Eigen, get inverse failed, and inverse() is so slow


I want to get inverse matrix, so here is the code:

if (m.rows() == m.fullPivLu().rank())
{
    res = m.inverse();
}

The dimension of m and res are all 5000 times 5000. And When I run the code on a high performance computing machine(Linux, Tianhe 2 SuperComputer), the process was kill at res = m.inverse();, and there was no core file or dump information generated. The console return killed and the process exited.

But there is nothing wrong on my Ubuntu laptop.

And the inverse()'s performance is poor and it costs a lot time.

So, why inverse() was killed on the high performance machine? Thank you!


Solution

  • Full-pivoting LU is known to be very slow, regardless of its implementation.

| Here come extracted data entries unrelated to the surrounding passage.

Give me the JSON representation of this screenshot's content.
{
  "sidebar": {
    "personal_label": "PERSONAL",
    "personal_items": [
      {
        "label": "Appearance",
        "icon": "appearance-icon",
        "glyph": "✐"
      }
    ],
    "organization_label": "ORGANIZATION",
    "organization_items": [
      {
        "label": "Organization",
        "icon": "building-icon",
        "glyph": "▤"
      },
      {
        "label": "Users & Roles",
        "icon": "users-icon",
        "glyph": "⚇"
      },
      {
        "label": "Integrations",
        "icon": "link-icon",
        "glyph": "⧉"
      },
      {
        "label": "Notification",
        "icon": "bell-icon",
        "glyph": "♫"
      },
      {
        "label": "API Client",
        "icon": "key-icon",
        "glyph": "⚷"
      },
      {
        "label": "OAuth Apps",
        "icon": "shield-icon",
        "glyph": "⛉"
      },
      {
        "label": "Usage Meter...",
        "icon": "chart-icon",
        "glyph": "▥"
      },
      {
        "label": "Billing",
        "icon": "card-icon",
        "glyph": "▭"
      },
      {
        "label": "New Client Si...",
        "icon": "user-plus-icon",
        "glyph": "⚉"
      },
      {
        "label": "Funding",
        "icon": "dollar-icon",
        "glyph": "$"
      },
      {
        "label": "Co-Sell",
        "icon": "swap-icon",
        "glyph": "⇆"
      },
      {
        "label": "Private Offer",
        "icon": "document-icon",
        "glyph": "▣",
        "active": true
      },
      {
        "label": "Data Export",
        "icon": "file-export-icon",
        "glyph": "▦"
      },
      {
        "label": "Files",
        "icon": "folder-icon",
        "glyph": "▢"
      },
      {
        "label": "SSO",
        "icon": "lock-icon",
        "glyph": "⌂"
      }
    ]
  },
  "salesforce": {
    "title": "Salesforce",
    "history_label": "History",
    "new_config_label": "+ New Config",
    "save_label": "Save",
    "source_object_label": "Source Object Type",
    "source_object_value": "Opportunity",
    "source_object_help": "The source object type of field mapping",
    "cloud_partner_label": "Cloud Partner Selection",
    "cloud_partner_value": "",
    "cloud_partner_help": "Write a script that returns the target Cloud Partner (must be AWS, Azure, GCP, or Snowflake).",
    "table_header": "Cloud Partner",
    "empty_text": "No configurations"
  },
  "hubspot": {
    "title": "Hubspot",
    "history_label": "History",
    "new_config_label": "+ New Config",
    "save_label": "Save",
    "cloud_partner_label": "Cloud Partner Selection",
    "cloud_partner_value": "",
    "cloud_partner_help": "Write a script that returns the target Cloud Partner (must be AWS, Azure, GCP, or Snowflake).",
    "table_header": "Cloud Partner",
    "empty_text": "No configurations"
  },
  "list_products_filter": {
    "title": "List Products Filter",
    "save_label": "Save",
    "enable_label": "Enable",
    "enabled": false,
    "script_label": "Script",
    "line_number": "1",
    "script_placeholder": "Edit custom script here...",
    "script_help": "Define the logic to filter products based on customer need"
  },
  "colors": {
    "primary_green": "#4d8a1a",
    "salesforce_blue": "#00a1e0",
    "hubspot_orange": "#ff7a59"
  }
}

    Better use PartialPivLU, which benefits from high performance matrix-matrix operations. Then to get the best of Eigen, use the 3.3-beta2 release and compile with both FMA (-mfma) and OpenMP (e.g., -fopenmp) supports, and don't forget to enable compiler optimizations -O3. This operation should not take more than a few seconds.

    Finally, do you really need to explicitly compute the inverse? If you only apply it to some vectors or matrices (i.e., A^-1 * B or B * A^-1) then better apply the inverse in factorized form rather than explicitly computing it. With Eigen 3.3:

    MatrixXd A = ...;
    PartialPivLU<MatrixXd> lu(A);
    x = lu.inverse() * b; // solve Ax=b, same as x = lu.solve(b);
    x = b * lu.inverse(); // solve xA=b
    

    In these expressions, the inverse is not explicitly computed!